The above image is one I suspect is AI generated, as I cannot find exact matches to it online. Nevertheless, it's a perfect candidate for testing. I ran the Stable Video Diffusion model locally with this image, and in just under an hour, had the following four-second clip.

This is shockingly good. While it's at a low frame rate now, as already mentioned, this is an in-development model that is not meant for general usage yet. I tried with my own photo, a photo of a train arriving in the mist.

Sadly, the result wasn't as good, though it was a more challenging photo for an AI to work with thanks to the fog.

Impressively, it still seemed to understand that the train was, well, a train. It just ended up moving over to the other train track. Still, though, this is beta software, and the results are impressive nonetheless.

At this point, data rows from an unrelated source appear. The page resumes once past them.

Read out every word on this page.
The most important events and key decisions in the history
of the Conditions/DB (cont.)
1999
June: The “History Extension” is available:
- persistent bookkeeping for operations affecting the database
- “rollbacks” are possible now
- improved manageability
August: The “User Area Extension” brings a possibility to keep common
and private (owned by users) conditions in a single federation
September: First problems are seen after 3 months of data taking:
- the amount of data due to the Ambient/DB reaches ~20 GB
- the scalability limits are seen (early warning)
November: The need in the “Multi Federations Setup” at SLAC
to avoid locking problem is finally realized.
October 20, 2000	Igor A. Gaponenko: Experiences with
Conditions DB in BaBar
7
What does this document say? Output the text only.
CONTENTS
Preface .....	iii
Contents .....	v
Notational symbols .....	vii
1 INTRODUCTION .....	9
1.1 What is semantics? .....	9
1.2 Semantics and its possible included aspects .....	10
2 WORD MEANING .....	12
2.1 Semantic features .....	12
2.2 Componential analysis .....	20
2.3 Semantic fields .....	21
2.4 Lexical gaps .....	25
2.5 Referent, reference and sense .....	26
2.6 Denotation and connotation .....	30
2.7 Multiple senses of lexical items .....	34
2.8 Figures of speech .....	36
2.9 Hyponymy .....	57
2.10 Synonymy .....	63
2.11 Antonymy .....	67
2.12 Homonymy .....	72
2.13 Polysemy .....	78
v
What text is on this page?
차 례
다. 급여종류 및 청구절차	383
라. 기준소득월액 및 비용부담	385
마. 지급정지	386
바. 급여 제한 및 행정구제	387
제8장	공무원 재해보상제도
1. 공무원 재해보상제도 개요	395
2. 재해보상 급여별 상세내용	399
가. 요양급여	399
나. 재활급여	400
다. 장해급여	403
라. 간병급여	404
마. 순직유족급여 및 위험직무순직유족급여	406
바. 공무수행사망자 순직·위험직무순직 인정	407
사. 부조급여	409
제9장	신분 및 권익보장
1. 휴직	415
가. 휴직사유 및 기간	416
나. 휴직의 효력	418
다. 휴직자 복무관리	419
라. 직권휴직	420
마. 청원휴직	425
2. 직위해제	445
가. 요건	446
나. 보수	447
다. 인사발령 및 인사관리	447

The future of online media is being threatened

Stable Video Diffusion is just the start

Regardless of what you may think of how impressive this tech is, it's only the beginning. This is the first open-source model that people will undoubtedly take apart, improve upon, and possibly make use of with a lack of care for ethics. The future of online media is in danger, largely in thanks to AI video and images, and as they get better and better, there are far-reaching implications that will open multiple versions of Pandora's box over the next months and years.

As a computer scientist, the technology is so incredibly impressive that it boggles the mind, and the fast growth of the generative AI landscape is so, so impressive. However, as a person, this technology terrifies me.